Overview:
Thursday of the Twelfth Week in Ordinary Time
A Reflection for Thursday of the Twelfth Week in Ordinary Time
“Everyone who listens to these words of mine and acts on them
will be like a wise man who built his house on rock.
The rain fell, the floods came,
and the winds blew and buffeted the house.
But it did not collapse; it had been set solidly on rock.”
Find today’s readings here.
Today’s Gospel is just a metaphor, right? Hard times are coming, so we’d best get ready. Message received.
But in an unusual case of life imitating Scripture, my family found itself in a similar scenario this winter. The floods came—a burst sprinkler pipe—and we had to vacate our apartment. Five weeks in a hotel without a kitchen: We call it the long Lent of 2026.

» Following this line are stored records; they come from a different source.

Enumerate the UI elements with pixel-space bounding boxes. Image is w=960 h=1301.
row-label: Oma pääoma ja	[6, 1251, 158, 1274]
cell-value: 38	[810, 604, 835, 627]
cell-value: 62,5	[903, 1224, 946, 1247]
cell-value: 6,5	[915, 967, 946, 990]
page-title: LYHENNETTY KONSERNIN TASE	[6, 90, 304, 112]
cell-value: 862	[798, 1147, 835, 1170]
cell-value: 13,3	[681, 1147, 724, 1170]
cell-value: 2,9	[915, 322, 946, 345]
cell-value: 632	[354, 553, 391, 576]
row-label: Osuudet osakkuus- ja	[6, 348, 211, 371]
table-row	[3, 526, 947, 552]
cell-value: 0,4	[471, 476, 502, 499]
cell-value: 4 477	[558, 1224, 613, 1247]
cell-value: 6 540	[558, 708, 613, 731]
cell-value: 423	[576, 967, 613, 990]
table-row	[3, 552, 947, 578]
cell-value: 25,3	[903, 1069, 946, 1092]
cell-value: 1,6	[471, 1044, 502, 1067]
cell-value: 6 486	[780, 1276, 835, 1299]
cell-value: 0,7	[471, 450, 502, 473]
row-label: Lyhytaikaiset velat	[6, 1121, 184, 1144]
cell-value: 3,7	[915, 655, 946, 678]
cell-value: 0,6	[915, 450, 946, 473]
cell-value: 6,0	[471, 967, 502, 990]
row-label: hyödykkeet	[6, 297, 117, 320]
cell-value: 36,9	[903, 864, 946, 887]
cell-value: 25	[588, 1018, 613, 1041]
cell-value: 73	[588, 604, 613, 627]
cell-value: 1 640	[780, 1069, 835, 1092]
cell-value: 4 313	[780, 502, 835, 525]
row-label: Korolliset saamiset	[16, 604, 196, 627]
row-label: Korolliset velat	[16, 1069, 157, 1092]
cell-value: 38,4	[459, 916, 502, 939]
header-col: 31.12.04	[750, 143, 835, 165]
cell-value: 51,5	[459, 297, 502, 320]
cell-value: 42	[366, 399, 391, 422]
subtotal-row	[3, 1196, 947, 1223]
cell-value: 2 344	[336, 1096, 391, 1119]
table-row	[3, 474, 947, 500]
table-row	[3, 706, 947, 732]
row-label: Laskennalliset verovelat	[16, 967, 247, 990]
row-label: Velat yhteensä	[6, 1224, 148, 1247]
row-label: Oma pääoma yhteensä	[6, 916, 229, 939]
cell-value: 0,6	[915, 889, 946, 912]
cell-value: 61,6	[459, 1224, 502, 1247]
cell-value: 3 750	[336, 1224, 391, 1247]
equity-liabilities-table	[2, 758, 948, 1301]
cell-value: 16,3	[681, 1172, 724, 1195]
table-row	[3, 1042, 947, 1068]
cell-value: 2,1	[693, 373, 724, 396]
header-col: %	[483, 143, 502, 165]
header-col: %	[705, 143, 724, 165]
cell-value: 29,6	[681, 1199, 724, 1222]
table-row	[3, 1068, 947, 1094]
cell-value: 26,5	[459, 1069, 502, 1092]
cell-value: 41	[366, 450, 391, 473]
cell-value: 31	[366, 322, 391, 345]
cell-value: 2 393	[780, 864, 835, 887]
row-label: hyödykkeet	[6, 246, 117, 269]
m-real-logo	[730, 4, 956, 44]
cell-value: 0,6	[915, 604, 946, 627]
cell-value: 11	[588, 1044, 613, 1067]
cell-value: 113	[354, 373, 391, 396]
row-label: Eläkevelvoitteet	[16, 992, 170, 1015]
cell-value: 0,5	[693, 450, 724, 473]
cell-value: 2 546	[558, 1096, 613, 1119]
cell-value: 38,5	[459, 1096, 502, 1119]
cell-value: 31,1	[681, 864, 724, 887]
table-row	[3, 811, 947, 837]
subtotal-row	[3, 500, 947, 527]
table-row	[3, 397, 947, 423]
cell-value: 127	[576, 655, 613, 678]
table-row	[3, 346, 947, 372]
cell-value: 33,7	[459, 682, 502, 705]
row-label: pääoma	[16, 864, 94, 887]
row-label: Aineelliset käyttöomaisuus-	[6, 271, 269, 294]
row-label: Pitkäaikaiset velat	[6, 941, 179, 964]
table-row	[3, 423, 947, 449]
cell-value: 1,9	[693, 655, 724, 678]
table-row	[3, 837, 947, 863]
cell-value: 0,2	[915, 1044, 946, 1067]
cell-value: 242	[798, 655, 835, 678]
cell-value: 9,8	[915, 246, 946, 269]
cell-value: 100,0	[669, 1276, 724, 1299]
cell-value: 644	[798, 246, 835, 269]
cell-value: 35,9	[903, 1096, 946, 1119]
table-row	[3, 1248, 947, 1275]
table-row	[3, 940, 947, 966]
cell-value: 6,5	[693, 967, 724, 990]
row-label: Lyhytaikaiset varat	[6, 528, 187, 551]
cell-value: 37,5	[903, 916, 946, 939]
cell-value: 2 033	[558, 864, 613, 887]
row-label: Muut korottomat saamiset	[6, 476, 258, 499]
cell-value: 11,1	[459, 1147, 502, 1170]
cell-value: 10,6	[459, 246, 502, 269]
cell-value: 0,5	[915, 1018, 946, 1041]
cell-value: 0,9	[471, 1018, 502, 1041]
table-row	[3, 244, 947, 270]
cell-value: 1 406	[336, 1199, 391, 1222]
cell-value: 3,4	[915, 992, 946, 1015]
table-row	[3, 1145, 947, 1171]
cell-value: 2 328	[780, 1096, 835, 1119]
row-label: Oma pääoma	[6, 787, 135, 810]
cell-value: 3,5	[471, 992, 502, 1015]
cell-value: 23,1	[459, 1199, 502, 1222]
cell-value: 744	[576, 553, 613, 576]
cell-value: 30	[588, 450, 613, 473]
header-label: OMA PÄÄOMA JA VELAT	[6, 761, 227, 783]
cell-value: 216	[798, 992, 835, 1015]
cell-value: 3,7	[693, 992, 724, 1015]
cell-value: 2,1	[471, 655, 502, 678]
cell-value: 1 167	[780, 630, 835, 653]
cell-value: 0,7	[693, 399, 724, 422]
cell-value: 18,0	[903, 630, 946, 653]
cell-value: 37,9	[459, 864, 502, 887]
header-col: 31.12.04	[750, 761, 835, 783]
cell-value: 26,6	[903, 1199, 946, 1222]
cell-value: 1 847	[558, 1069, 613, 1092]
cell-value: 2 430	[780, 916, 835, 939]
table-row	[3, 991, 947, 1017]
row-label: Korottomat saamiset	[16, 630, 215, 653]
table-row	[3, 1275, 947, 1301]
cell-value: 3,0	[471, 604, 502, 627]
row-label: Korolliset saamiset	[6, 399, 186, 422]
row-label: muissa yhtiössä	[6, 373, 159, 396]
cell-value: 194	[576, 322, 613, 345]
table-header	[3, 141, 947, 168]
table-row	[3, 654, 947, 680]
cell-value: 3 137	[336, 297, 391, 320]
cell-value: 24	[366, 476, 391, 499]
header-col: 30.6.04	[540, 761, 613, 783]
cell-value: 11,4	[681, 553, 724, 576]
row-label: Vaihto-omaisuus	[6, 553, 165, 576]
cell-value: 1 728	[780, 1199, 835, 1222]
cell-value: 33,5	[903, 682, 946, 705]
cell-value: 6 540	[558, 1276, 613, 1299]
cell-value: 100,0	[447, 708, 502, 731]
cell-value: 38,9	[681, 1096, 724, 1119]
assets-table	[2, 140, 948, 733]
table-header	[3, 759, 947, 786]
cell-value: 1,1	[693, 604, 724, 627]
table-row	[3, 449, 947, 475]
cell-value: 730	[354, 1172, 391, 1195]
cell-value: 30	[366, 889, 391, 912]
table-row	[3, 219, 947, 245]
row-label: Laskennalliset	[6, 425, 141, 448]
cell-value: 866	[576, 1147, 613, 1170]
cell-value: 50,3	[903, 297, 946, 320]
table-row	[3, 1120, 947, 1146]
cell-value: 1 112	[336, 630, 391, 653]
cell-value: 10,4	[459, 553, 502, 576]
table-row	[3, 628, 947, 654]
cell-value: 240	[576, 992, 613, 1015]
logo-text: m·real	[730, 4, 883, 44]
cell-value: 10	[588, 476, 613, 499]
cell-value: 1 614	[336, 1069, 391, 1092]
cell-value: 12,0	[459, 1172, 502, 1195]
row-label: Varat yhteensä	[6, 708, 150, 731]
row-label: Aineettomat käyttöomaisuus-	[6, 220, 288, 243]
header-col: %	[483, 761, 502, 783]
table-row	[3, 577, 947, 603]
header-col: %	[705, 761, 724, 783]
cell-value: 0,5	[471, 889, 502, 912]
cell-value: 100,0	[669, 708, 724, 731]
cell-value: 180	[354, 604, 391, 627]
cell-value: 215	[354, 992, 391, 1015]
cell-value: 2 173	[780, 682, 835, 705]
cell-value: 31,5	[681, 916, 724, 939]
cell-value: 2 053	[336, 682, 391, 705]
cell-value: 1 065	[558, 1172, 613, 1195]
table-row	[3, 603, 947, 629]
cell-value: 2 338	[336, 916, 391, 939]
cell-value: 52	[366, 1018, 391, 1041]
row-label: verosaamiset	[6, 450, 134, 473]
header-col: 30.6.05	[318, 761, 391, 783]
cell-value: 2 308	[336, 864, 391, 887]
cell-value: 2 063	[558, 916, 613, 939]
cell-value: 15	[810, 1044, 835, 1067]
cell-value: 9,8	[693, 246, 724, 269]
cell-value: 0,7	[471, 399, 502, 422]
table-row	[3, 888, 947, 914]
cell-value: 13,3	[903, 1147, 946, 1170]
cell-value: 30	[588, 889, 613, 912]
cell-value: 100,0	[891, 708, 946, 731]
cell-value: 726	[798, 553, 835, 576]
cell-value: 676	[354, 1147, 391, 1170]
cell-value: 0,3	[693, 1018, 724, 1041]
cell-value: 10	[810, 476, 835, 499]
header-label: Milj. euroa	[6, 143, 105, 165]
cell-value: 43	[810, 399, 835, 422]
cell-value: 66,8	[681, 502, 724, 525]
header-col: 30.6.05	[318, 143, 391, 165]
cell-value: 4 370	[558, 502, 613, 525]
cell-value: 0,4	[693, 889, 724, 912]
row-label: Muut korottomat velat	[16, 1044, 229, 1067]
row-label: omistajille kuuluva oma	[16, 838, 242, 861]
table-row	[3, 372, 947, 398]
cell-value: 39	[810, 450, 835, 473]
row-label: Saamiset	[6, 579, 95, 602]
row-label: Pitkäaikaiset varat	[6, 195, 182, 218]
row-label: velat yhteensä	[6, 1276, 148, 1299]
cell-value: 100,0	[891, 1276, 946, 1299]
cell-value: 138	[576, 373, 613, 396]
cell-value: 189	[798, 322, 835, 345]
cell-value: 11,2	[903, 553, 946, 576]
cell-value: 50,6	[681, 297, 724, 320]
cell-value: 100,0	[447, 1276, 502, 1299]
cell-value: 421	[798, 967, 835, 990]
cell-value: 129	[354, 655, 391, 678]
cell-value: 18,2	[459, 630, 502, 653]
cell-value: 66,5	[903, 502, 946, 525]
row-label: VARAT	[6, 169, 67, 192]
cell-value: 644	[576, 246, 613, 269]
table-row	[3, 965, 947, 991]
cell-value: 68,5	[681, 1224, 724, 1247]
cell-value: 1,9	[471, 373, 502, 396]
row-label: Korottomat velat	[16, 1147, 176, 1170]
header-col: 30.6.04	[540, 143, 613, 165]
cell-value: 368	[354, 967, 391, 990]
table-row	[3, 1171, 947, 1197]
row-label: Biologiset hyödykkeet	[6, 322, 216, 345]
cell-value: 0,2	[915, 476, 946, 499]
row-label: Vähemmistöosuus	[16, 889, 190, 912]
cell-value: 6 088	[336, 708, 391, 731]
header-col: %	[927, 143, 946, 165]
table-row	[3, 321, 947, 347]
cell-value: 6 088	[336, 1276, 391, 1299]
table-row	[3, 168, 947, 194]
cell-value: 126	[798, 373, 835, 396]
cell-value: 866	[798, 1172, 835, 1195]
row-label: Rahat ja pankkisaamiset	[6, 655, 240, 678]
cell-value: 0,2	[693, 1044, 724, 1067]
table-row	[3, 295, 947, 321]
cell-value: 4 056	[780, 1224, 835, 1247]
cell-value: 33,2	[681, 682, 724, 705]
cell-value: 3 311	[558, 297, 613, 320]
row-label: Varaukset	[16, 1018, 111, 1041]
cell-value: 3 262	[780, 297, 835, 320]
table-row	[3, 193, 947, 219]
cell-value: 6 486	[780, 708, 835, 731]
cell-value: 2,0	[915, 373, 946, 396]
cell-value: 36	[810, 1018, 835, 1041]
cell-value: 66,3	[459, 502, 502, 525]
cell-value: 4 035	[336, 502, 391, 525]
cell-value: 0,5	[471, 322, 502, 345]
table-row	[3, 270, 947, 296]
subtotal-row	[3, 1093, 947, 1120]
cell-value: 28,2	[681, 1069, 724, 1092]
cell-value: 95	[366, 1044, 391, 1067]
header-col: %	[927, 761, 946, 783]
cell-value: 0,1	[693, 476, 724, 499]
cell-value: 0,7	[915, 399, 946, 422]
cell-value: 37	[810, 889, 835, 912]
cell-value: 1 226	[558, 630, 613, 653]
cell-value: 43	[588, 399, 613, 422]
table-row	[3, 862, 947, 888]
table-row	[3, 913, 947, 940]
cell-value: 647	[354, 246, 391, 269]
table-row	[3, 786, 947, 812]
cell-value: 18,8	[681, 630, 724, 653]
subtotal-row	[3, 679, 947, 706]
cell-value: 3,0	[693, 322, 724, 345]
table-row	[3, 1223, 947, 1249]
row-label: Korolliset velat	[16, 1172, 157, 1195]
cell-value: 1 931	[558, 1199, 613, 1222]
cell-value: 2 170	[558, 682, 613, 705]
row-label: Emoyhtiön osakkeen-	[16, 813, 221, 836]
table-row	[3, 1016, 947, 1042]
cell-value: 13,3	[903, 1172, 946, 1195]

So was our house built on stone, or on sand?
You learn a lot about yourself when you are without a home. More importantly, you learn something about other people.

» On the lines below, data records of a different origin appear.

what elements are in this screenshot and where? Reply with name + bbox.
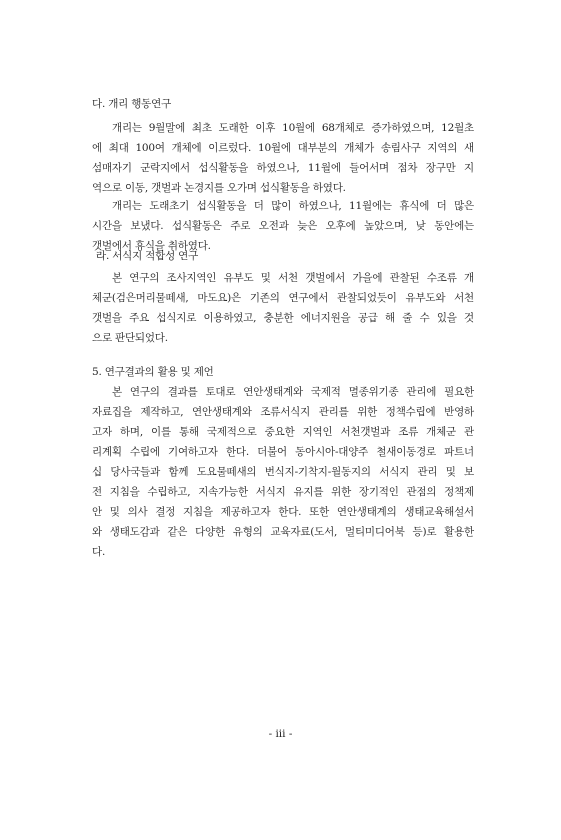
text-line: 역으로 이동, 갯벌과 논경지를 오가며 섭식활동을 하였다. bbox=[92, 182, 346, 194]
text-line: 본 연구의 결과를 토대로 연안생태계와 국제적 멸종위기종 관리에 필요한 bbox=[112, 386, 474, 398]
text-line: 갯벌에서 휴식을 취하였다. bbox=[92, 240, 211, 252]
text-line: 섬매자기 군락지에서 섭식활동을 하였으나, 11월에 들어서며 점차 장구만 지 bbox=[92, 162, 474, 174]
text-line: 전 지침을 수립하고, 지속가능한 서식지 유지를 위한 장기적인 관점의 정책제 bbox=[92, 486, 474, 498]
text-line: 자료집을 제작하고, 연안생태계와 조류서식지 관리를 위한 정책수립에 반영하 bbox=[92, 406, 474, 418]
text-line: 리계획 수립에 기여하고자 한다. 더불어 동아시아-대양주 철새이동경로 파트너 bbox=[92, 446, 474, 458]
section-heading-5: 5. 연구결과의 활용 및 제언 bbox=[92, 366, 214, 378]
text-line: 시간을 보냈다. 섭식활동은 주로 오전과 늦은 오후에 높았으며, 낮 동안에는 bbox=[92, 220, 474, 232]
text-line: 십 당사국들과 함께 도요물떼새의 번식지-기착지-월동지의 서식지 관리 및 보 bbox=[92, 466, 474, 478]
text-line: 으로 판단되었다. bbox=[92, 332, 168, 344]
text-line: 개리는 도래초기 섭식활동을 더 많이 하였으나, 11월에는 휴식에 더 많은 bbox=[112, 200, 474, 212]
page-number: - iii - bbox=[268, 728, 293, 740]
paragraph-5-1 bbox=[92, 382, 474, 562]
paragraph-da-1 bbox=[92, 118, 474, 198]
text-line: 에 최대 100여 개체에 이르렀다. 10월에 대부분의 개체가 송림사구 지역의 새 bbox=[92, 142, 474, 154]
text-line: 와 생태도감과 같은 다양한 유형의 교육자료(도서, 멀티미디어북 등)로 활용한 bbox=[92, 526, 474, 538]
paragraph-ra-1 bbox=[92, 268, 474, 348]
text-line: 체군(검은머리물떼새, 마도요)은 기존의 연구에서 관찰되었듯이 유부도와 서천 bbox=[92, 292, 474, 304]
section-heading-ra: 라. 서식지 적합성 연구 bbox=[96, 250, 199, 262]
text-line: 본 연구의 조사지역인 유부도 및 서천 갯벌에서 가을에 관찰된 수조류 개 bbox=[112, 272, 474, 284]
text-line: 안 및 의사 결정 지침을 제공하고자 한다. 또한 연안생태계의 생태교육해설서 bbox=[92, 506, 474, 518]
section-heading-da: 다. 개리 행동연구 bbox=[92, 98, 172, 110]
text-line: 고자 하며, 이를 통해 국제적으로 중요한 지역인 서천갯벌과 조류 개체군 관 bbox=[92, 426, 474, 438]
text-line: 갯벌을 주요 섭식지로 이용하였고, 충분한 에너지원을 공급 해 줄 수 있을 것 bbox=[92, 312, 474, 324]
text-line: 개리는 9월말에 최초 도래한 이후 10월에 68개체로 증가하였으며, 12월초 bbox=[112, 122, 474, 134]
text-line: 다. bbox=[92, 546, 106, 558]
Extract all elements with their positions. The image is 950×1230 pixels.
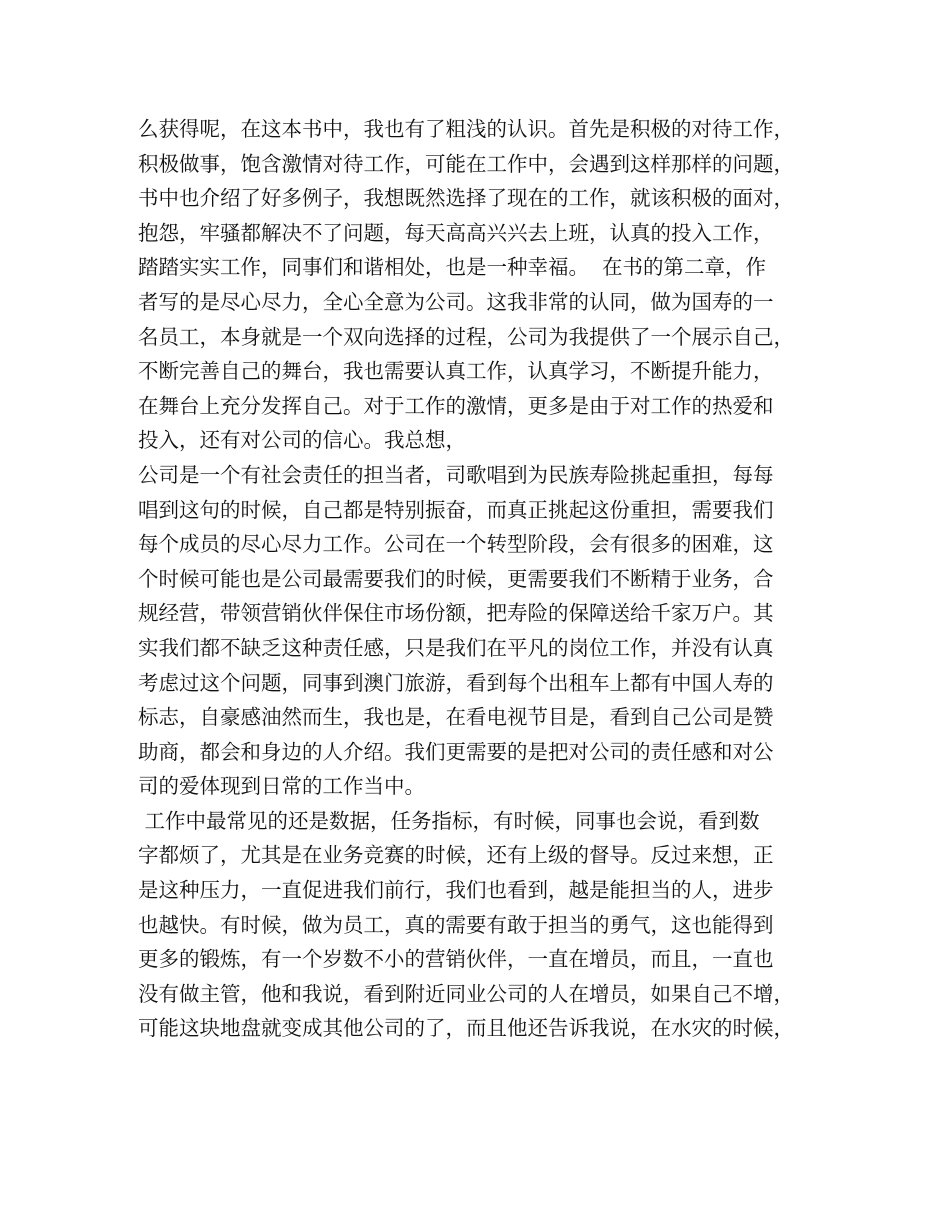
- text-line: 公司是一个有社会责任的担当者，司歌唱到为民族寿险挑起重担，每每: [138, 462, 774, 487]
- text-line: 助商，都会和身边的人介绍。我们更需要的是把对公司的责任感和对公: [138, 739, 774, 764]
- text-line: 积极做事，饱含激情对待工作，可能在工作中，会遇到这样那样的问题，: [138, 151, 794, 176]
- text-line: 书中也介绍了好多例子，我想既然选择了现在的工作，就该积极的面对，: [138, 186, 794, 211]
- text-line: 没有做主管，他和我说，看到附近同业公司的人在增员，如果自己不增，: [138, 981, 794, 1006]
- text-line: 字都烦了，尤其是在业务竞赛的时候，还有上级的督导。反过来想，正: [138, 843, 774, 868]
- text-line: 唱到这句的时候，自己都是特别振奋，而真正挑起这份重担，需要我们: [138, 497, 774, 522]
- text-line: 在舞台上充分发挥自己。对于工作的激情，更多是由于对工作的热爱和: [138, 393, 774, 418]
- text-line: 么获得呢，在这本书中，我也有了粗浅的认识。首先是积极的对待工作，: [138, 117, 794, 141]
- text-line: 实我们都不缺乏这种责任感，只是我们在平凡的岗位工作，并没有认真: [138, 635, 774, 660]
- text-line: 踏踏实实工作，同事们和谐相处，也是一种幸福。 在书的第二章，作: [138, 255, 767, 280]
- text-line: 考虑过这个问题，同事到澳门旅游，看到每个出租车上都有中国人寿的: [138, 670, 774, 695]
- text-line: 可能这块地盘就变成其他公司的了，而且他还告诉我说，在水灾的时候，: [138, 1016, 794, 1041]
- text-line: 工作中最常见的还是数据，任务指标，有时候，同事也会说，看到数: [138, 808, 760, 833]
- text-line: 个时候可能也是公司最需要我们的时候，更需要我们不断精于业务，合: [138, 566, 774, 591]
- text-line: 投入，还有对公司的信心。我总想，: [138, 428, 466, 453]
- text-line: 每个成员的尽心尽力工作。公司在一个转型阶段，会有很多的困难，这: [138, 532, 774, 557]
- text-line: 不断完善自己的舞台，我也需要认真工作，认真学习，不断提升能力，: [138, 359, 774, 384]
- text-line: 规经营，带领营销伙伴保住市场份额，把寿险的保障送给千家万户。其: [138, 601, 774, 626]
- text-line: 者写的是尽心尽力，全心全意为公司。这我非常的认同，做为国寿的一: [138, 289, 774, 314]
- text-line: 是这种压力，一直促进我们前行，我们也看到，越是能担当的人，进步: [138, 878, 774, 903]
- text-line: 更多的锻炼，有一个岁数不小的营销伙伴，一直在增员，而且，一直也: [138, 947, 774, 972]
- text-line: 标志，自豪感油然而生，我也是，在看电视节目是，看到自己公司是赞: [138, 705, 774, 730]
- text-line: 抱怨，牢骚都解决不了问题，每天高高兴兴去上班，认真的投入工作，: [138, 220, 774, 245]
- text-line: 司的爱体现到日常的工作当中。: [138, 774, 425, 799]
- body-text: [138, 112, 838, 1046]
- text-line: 名员工，本身就是一个双向选择的过程，公司为我提供了一个展示自己，: [138, 324, 794, 349]
- text-line: 也越快。有时候，做为员工，真的需要有敢于担当的勇气，这也能得到: [138, 912, 774, 937]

For one thing, a lot of people live in hotels. Maybe their house is under construction, or they are getting divorced. We saw young families and senior citizens. I never knew why they were there. But I knew they were living in between.
It makes you see the world differently. Monday night at Whole Foods, picking up dinner, I stand behind a young mother with her son, spooning out the last of the minestrone. Do they have a home to go to?
We survived the storm. There were some tears, but mostly laughs. I prayed by the ice machine.
So we passed the test, right? Our house is built firmly, faithfully, on rock. It’s an encouraging thought, but it’s not the lesson I’m left with.
We are not living in a house, but a boat; sometimes the seas are calm, sometimes they’re not. Should we batten down the hatches, or look for others stranded at sea?
There are few things more traumatic than losing your home. But what happens when you lose your home tells you a lot about who you are.